Der aus Galizien stammende, in Graz, Wien und Berlin wirkende
Schriftsteller Karl Emil Franzos entfaltete auch nach seinem Tod 1904 eine
erstaunliche Wirkungsgeschichte. Im Jahr der 100. Wiederkehr seines Todestages
fanden in Wien und Berlin zwei Tagungen über Leben und Werk statt. Die Beiträge
der von Claudia Erdheim konzipierten Tagung in der Österreichischen Gesellschaft
für Literatur in Wien liegen nun in Buchform vor.
Franzos stammte aus keiner religiösen Familie und hielt Zeit
seines Lebens an seiner Kritik am Chassidismus fest, von dem er, wie Maria
Klanska in dem vorliegenden Band analysiert, ein sehr einseitiges Bild
zeichnete. Andrei Corbea-Hoisie, Gabriele von Glasenapp und Petra Ernst widmen
sich in ihren Beiträgen kompetent neuen Aspekten von Franzos’ Werk, etwa seinem
Deutschnationalismus, der Thematik interreligiöser Liebesbeziehungen oder dem
Motiv des Lesens. Hildegard Kernmayer analysiert die in der Sekundärliteratur
meist weniger beachteten Feuilletons, die Franzos in der "Neuen Freien Presse"
und in den relativ schwer zugänglichen Sammlungen "Aus Halb-Asien" publizierte.
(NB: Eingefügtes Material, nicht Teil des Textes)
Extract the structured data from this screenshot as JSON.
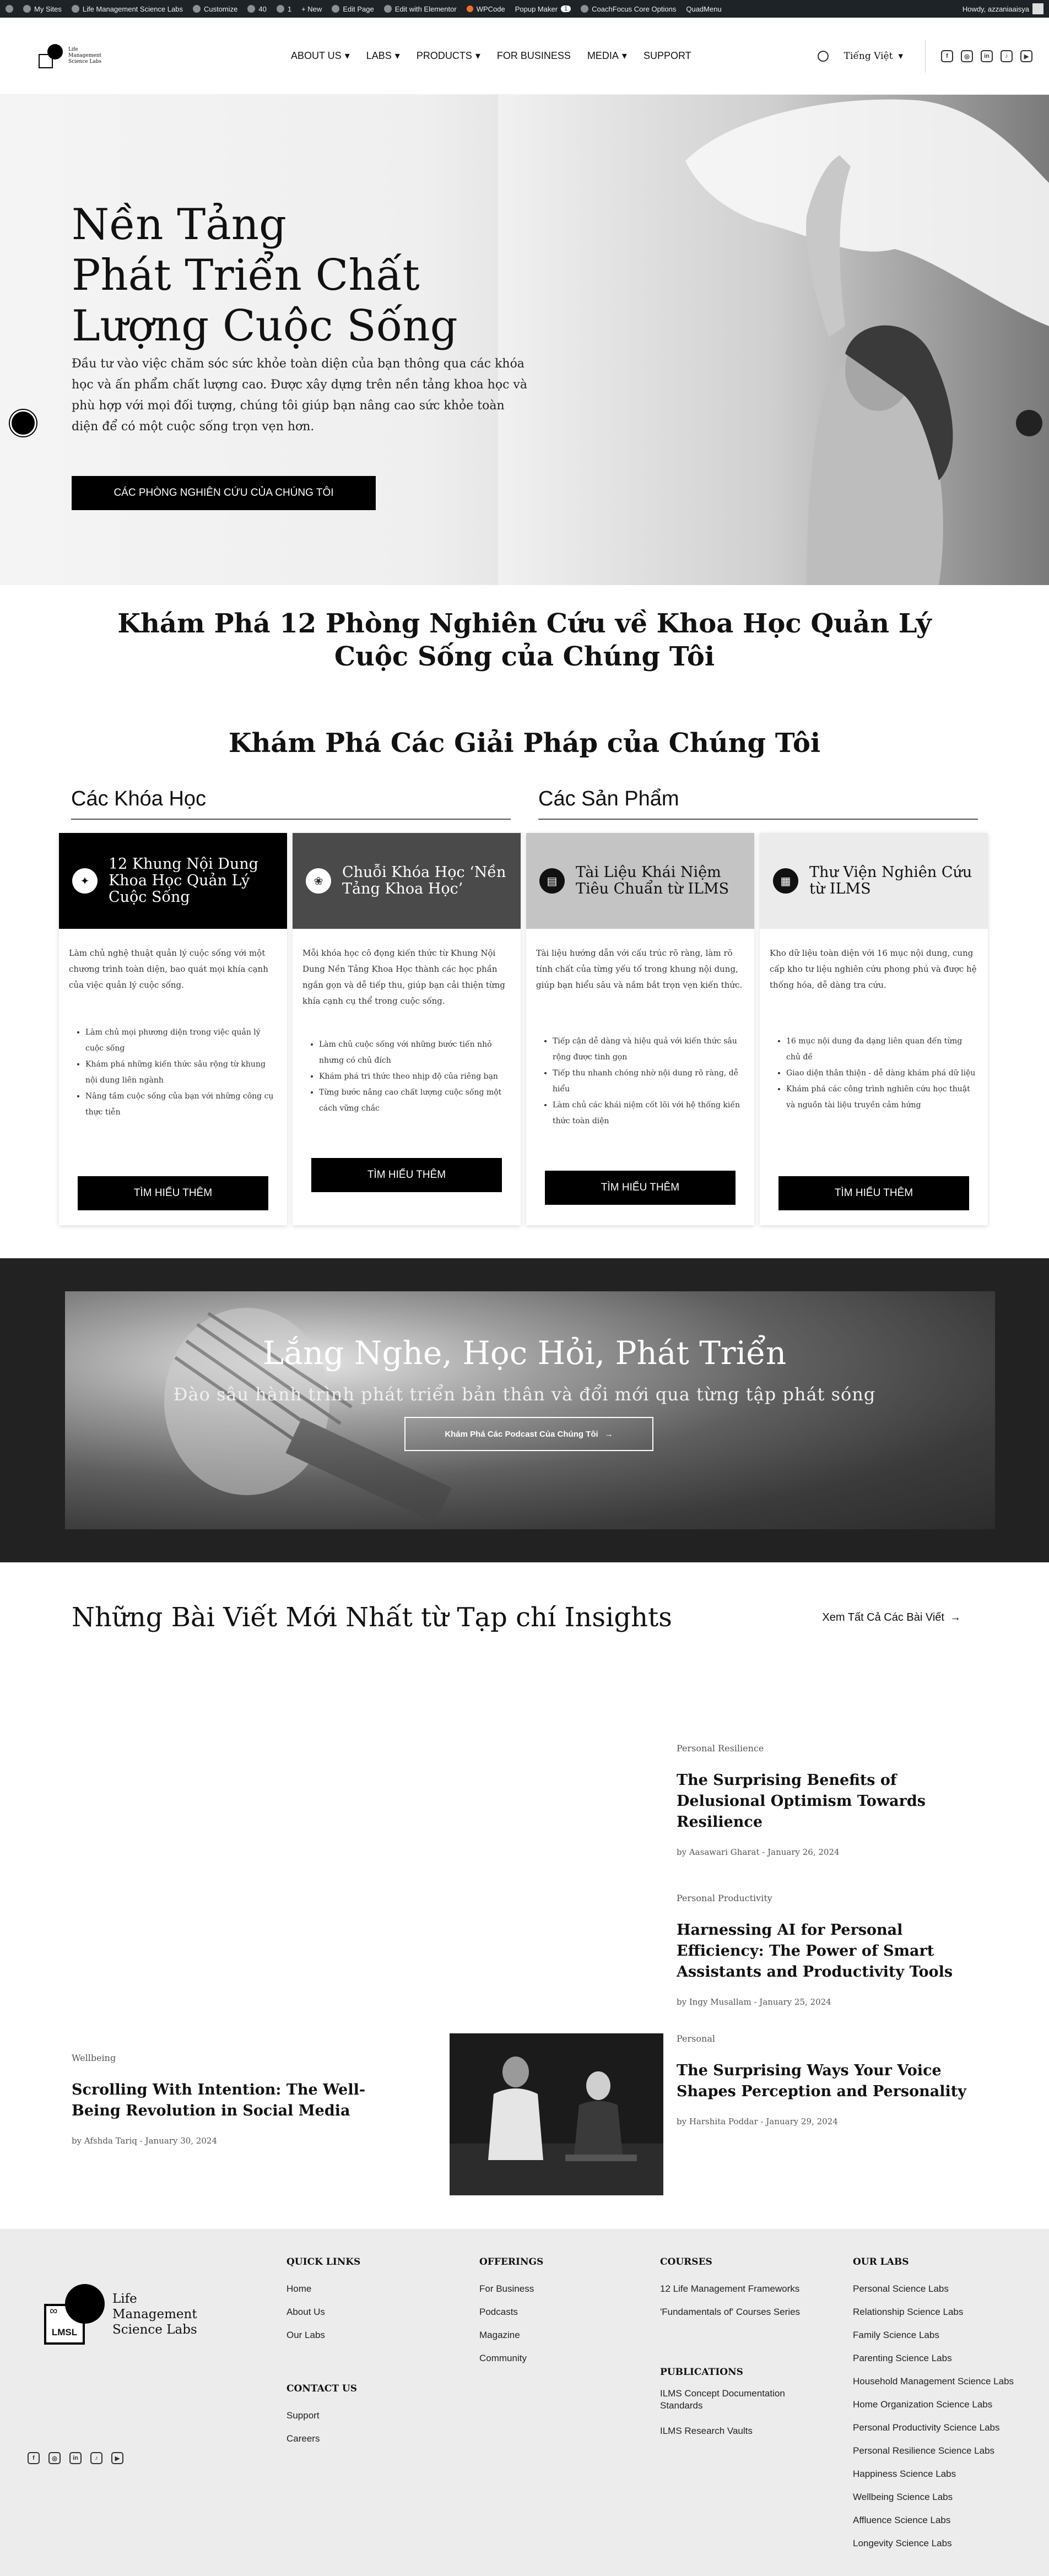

Der Wiener Germanist und Nederlandist Leopold Decloedt
untersucht die Korrespondenz zwischen Ottilie Franzos und dem niederländischen
Literaturwissenschaftler Julius Pée, der ein Buch über Franzos plante. Obwohl
Pée aus für Decloedt nicht eruierbaren Gründen dieses Buch nicht schrieb, ist
die hinterlassene Korrespondenz mit Ottilie Franzos sehr interessant, vor allem
auch, weil durch sie die Persönlichkeit von Franzos’ Witwe etwas mehr ins
Rampenlicht tritt.
Claudia Erdheim nähert sich im abschließenden Beitrag des Bandes dem realen
jüdischen Leben Galiziens, das hinter Franzos’ Geschichten steht und das sie aus
zahlreichen zeitgenössischen historischen Quellen während der Recherchen zu
ihrem Roman "Längst nicht mehr koscher" rekonstruierte.